Nach seinem Studium war er lange Zeit für das Institut für Angewandte Wirtschaftsforschung in Tübingen tätig, zunächst als Mitarbeiter und später als Berater. Hier wirkte er an der Konzeption der ersten ökonometrischen Vierteljahresmodelle für die Bundesrepublik Deutschland mit. Mit Adolf Wagner verfasste er eine Arbeit über die Zerlegung von Preisänderungen in Einkommens- und Substitutionseffekt (Wagner und Wiegert 1982).

An der Universität Tübingen nahm er Lehraufgaben in Mathematik, Statistik und Datenverarbeitung wahr. Zusammen mit Professor Dr. Heinrich Strecker verfasste er eine Reihe von Schriften, die in der Erhebungsstatistik eine besondere Stellung einnehmen. Sehr bekannt sind insbesondere die Arbeiten zur Antwortvariabilität (siehe bspw.
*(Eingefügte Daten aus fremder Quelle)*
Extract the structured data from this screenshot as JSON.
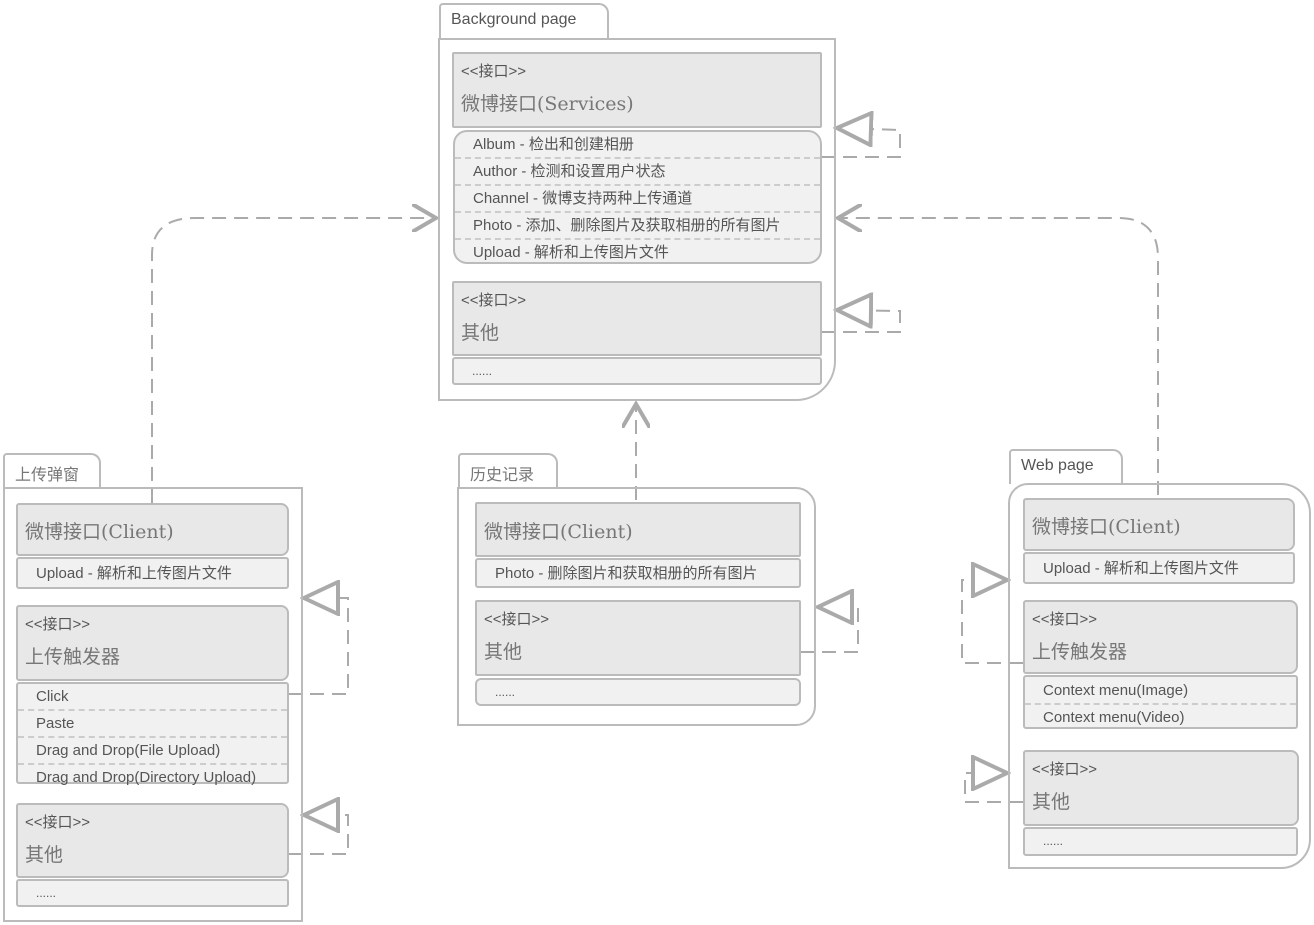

Strecker et al. 1983), die teilweise auch ins Französische übersetzt wurden, sowie zur Datenqualität (Strecker und Wiegert 1994). Unvergessen sind hier die Schweinezählungen in Belgien, die auch heute noch in Vorlesungen zur Stichprobentheorie vorgestellt werden. Ebenso unvergessen ist auch die Erstellung der zugehörigen Tabellen bis Anfang der 1990er-Jahre. Diese füllten mühelos drei A0-Poster aus und wurden mühsam von seiner Sekretärin zusammengeklebt. Auch im damaligen Allgemeinen Statistischen Archiv sind eine Reihe von Publikationen zu Stichproben und weiteren Themen aus dem Bereich der Erhebungsstatistik entstanden, wie zum Beispiel Strecker und Wiegert (1984, 1989, 1992).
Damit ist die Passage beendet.